The U.S. and Europe overborrowed. Borrowed Chinese money went to subprime mortgages instead of investments to make the economy more efficient and productive.
He also criticized fancy theorizing about efficient markets that dazzled economists and enabled Wall Street to justify excesses.
Mr. Volcker, who was chairman of the U.S. Federal Reserve under Jimmy Carter and Ronald Reagan, still refuses to second-guess Ben Bernanke, but says unprecedented Fed actions have hurt the central bank's ability to stay above the political fray.
He still, however, believes the Fed should be the top regulator of the financial system and approves of new legislation doing just that, with a vice-chairman assigned just to oversee regulation.
On the economic front, he said stimulus helped keep things from getting worse. He suggested that now is not the time to raise taxes, but said Americans will have to be convinced that future tax hikes will be required to rein in the deficit.
He also called for reform to U.S. social security to reduce the massive expansion of its cost.
Mr. Volcker said the Basel rules on banking failed to safeguard the financial system. He said reforms will help, but will face a fight from the global bank lobby. He said new laws will have to be passed along with the structural changes or the same problem will reappear.
He repeated the "old fashioned" view that banks benefiting from safety nets provided by governments should not engage in proprietary trading, saying public money should not be used to rescue the casino in the back room.
Mr. Volcker, however, repeated his view that the mortgage market should eventually go back in the hands of the private sector.
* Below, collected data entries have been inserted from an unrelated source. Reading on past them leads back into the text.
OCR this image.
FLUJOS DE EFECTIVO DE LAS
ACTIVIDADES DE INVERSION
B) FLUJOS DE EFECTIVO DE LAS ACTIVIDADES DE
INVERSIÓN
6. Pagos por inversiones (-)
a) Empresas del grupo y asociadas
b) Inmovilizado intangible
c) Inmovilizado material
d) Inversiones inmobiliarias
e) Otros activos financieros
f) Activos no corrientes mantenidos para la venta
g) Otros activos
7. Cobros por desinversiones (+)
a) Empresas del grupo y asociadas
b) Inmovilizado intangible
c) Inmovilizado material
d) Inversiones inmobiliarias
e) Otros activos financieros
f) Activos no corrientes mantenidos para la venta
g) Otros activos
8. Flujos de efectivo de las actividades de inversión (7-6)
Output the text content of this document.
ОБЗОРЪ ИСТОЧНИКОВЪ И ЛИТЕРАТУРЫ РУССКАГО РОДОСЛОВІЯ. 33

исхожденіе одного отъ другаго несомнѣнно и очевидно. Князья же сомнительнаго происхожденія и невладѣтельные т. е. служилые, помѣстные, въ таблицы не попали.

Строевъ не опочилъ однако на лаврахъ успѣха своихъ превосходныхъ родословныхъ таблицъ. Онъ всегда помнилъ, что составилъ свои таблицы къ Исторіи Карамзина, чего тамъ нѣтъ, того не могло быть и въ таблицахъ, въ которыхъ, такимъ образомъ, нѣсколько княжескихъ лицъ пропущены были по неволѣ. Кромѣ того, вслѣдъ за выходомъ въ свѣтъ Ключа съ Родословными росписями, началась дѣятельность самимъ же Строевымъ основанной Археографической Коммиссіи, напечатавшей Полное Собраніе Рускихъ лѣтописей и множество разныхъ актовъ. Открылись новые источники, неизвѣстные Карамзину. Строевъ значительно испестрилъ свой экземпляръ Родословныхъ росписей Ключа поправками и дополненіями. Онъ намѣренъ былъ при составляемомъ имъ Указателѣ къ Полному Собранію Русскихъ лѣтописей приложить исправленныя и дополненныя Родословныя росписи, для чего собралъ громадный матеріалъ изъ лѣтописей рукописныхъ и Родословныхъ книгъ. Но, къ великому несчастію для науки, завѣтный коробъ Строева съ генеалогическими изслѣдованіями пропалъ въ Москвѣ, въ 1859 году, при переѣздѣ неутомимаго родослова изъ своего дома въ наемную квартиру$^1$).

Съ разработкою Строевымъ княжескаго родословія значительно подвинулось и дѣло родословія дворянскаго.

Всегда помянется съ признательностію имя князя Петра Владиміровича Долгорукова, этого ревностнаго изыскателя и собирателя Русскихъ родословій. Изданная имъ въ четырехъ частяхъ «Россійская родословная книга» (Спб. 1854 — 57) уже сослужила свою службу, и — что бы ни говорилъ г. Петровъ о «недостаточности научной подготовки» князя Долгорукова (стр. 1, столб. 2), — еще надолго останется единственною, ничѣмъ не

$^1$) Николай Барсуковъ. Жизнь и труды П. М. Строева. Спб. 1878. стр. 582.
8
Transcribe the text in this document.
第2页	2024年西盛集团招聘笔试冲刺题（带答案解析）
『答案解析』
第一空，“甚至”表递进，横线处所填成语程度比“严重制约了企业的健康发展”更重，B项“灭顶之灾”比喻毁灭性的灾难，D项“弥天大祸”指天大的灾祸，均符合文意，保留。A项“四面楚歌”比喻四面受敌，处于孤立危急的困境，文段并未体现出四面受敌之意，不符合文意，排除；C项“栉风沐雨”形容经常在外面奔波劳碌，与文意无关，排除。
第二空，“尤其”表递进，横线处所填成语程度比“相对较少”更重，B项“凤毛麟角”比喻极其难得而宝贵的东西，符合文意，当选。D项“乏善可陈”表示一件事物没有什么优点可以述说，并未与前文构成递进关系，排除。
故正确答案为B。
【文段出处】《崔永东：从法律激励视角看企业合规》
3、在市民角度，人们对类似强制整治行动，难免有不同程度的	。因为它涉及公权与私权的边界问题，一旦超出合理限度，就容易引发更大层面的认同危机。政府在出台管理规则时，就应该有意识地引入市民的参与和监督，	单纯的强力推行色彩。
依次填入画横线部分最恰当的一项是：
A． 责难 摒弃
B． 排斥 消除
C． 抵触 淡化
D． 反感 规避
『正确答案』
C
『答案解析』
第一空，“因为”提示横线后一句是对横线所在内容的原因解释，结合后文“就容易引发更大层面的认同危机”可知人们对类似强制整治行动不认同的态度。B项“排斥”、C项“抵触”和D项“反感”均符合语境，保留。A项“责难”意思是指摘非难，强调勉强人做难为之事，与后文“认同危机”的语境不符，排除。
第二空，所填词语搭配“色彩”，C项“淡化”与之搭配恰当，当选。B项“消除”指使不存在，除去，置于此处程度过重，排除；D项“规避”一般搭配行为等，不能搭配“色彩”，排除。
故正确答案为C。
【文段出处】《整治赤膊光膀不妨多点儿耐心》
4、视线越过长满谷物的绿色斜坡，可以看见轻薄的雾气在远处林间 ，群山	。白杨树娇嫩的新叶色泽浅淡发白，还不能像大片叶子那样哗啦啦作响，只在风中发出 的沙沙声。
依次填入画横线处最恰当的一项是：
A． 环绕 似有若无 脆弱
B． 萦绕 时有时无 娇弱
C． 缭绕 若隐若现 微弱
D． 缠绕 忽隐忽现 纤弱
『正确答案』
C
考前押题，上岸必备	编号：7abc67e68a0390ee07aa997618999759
The residential mortgage market in the U.S. "is now a wholly owned subsidiary of the federal government."
Globally, imbalances hurt both China and the United States. But for years, this situation benefited both sides, so nobody did anything about it.
"Were we all blind?"
Japan had a shock in late 1980s and early 1990s that was much greater in percentage terms than anything that hit the United States. The Japanese are still suffering and can't solve the problem with monetary policy.
Mr. Volcker doesn't believe in inflation targeting. The key, he says, is price stability.
When he hears people say there's not enough inflation, he says "Whoa, I've seen this movie before."